3 luglio 2026 3 min di lettura
Come comunicare con 100 volontari senza intasare WhatsApp
Devi avvisare i volontari di un cambio turno. Lo scrivi nel gruppo. In dieci minuti il messaggio è già sceso di venti righe, sepolto sotto una foto, due “ok” e una nota vocale. Domani metà delle persone giurerà di non averlo mai visto. E avranno ragione: non l’hanno visto davvero.
Comunicare con cento volontari sembra un problema di strumenti. In realtà è un problema di canale giusto, messaggio giusto, persona giusta. Vediamo come affrontarlo.
I canali che si usano oggi (e perché nessuno basta da solo)
Ogni associazione usa un mix di questi, e ognuno ha un difetto strutturale:
- WhatsApp: immediato, ma caotico. I messaggi importanti annegano in quelli informali.
- Email: ordinata, ma ignorata. Molti volontari non la aprono, soprattutto i meno digitali.
- Bacheca in sede: la vede solo chi passa, quando passa.
- Telefonate: arrivano di sicuro, ma non sono scalabili su cento persone.
Il problema non è scegliere “il migliore”. È che usati alla rinfusa si sovrappongono e si annullano.
Il vero salto: la comunicazione tipizzata per evento
La svolta non è cambiare app, è smettere di trattare tutte le comunicazioni allo stesso modo. Un avviso di turno, un certificato in scadenza, un guasto a un mezzo, un pagamento: sono eventi diversi, con destinatari diversi e urgenze diverse. Trattarli tutti come “un messaggio nel gruppo” è ciò che genera il caos.
Una comunicazione organizzata parte da una domanda semplice per ogni messaggio: chi deve riceverlo, e su quale canale ha senso? Un cambio turno riguarda solo l’equipaggio di quel turno, non cento persone. Un certificato in scadenza riguarda un volontario solo.
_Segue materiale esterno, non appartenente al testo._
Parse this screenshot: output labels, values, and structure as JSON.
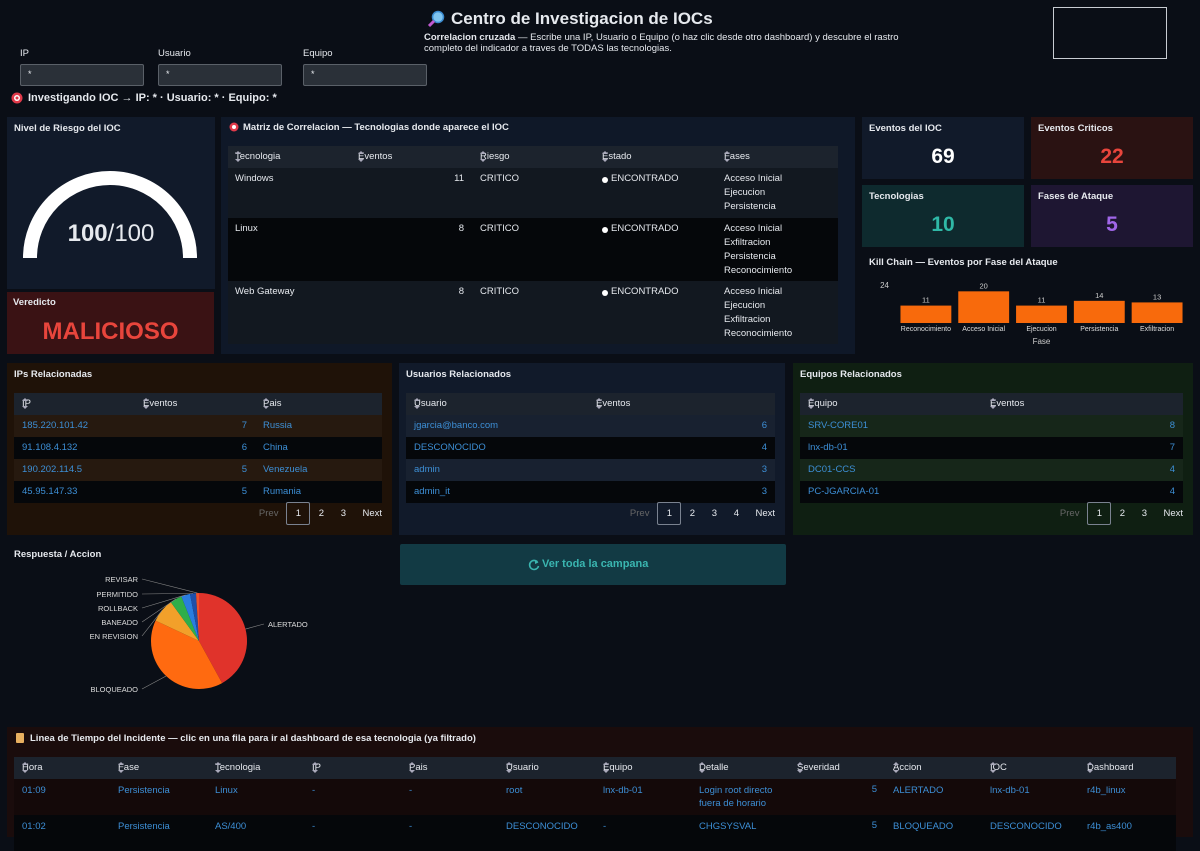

Il reminder pre-turno: l’esempio che cambia tutto
Prendi il promemoria prima del turno. Fatto a mano, è una telefonata o un messaggio per ciascuno. Automatizzato, parte da solo a una distanza prestabilita dal turno, e arriva solo a chi è di turno. Risultato: meno dimenticanze, meno assenze, zero lavoro per te. È il singolo cambiamento che più riduce le “non lo sapevo”.
Raggiungere anche i volontari meno digitali
Una comunicazione che esclude gli over 65 meno pratici non è una comunicazione. Per questo conta poter usare più canali in parallelo per lo stesso messaggio: chi vive sull’app riceve la notifica, chi non la apre riceve un’email o un messaggio. L’obiettivo non è “tutti sull’app”, è “il messaggio arriva, comunque”.
Una parola sul GDPR
Comunicare con i volontari significa trattare dati personali. Vale la pena ricordare due principi: invia solo ciò che è pertinente all’attività di volontariato, e usa canali che non espongano i dati di tutti a tutti (il numero di telefono di cento persone visibile in un gruppo non è il massimo). Una comunicazione mirata è anche una comunicazione più rispettosa della privacy.
Dove entra in gioco un gestionale dedicato
È esattamente il modello su cui lavora WeCome: le comunicazioni sono tipizzate per evento (turno, certificato, segnalazione, pagamento) e viaggiano sul canale giusto — notifica nell’app, email o WhatsApp — verso i soli volontari interessati. I promemoria pre-turno partono in automatico, e ogni volontario riceve solo ciò che lo riguarda, senza essere sommerso.
Se il tuo obiettivo è togliere del tutto i turni dalla chat, ne abbiamo parlato anche qui.
In sintesi
Comunicare con cento volontari non si risolve scegliendo l’app perfetta, ma mandando la comunicazione giusta alla persona giusta sul canale giusto. Tipizzare i messaggi per evento e automatizzare i promemoria elimina sia il caos del gruppo sia le email ignorate — e fa arrivare l’informazione davvero a chi serve.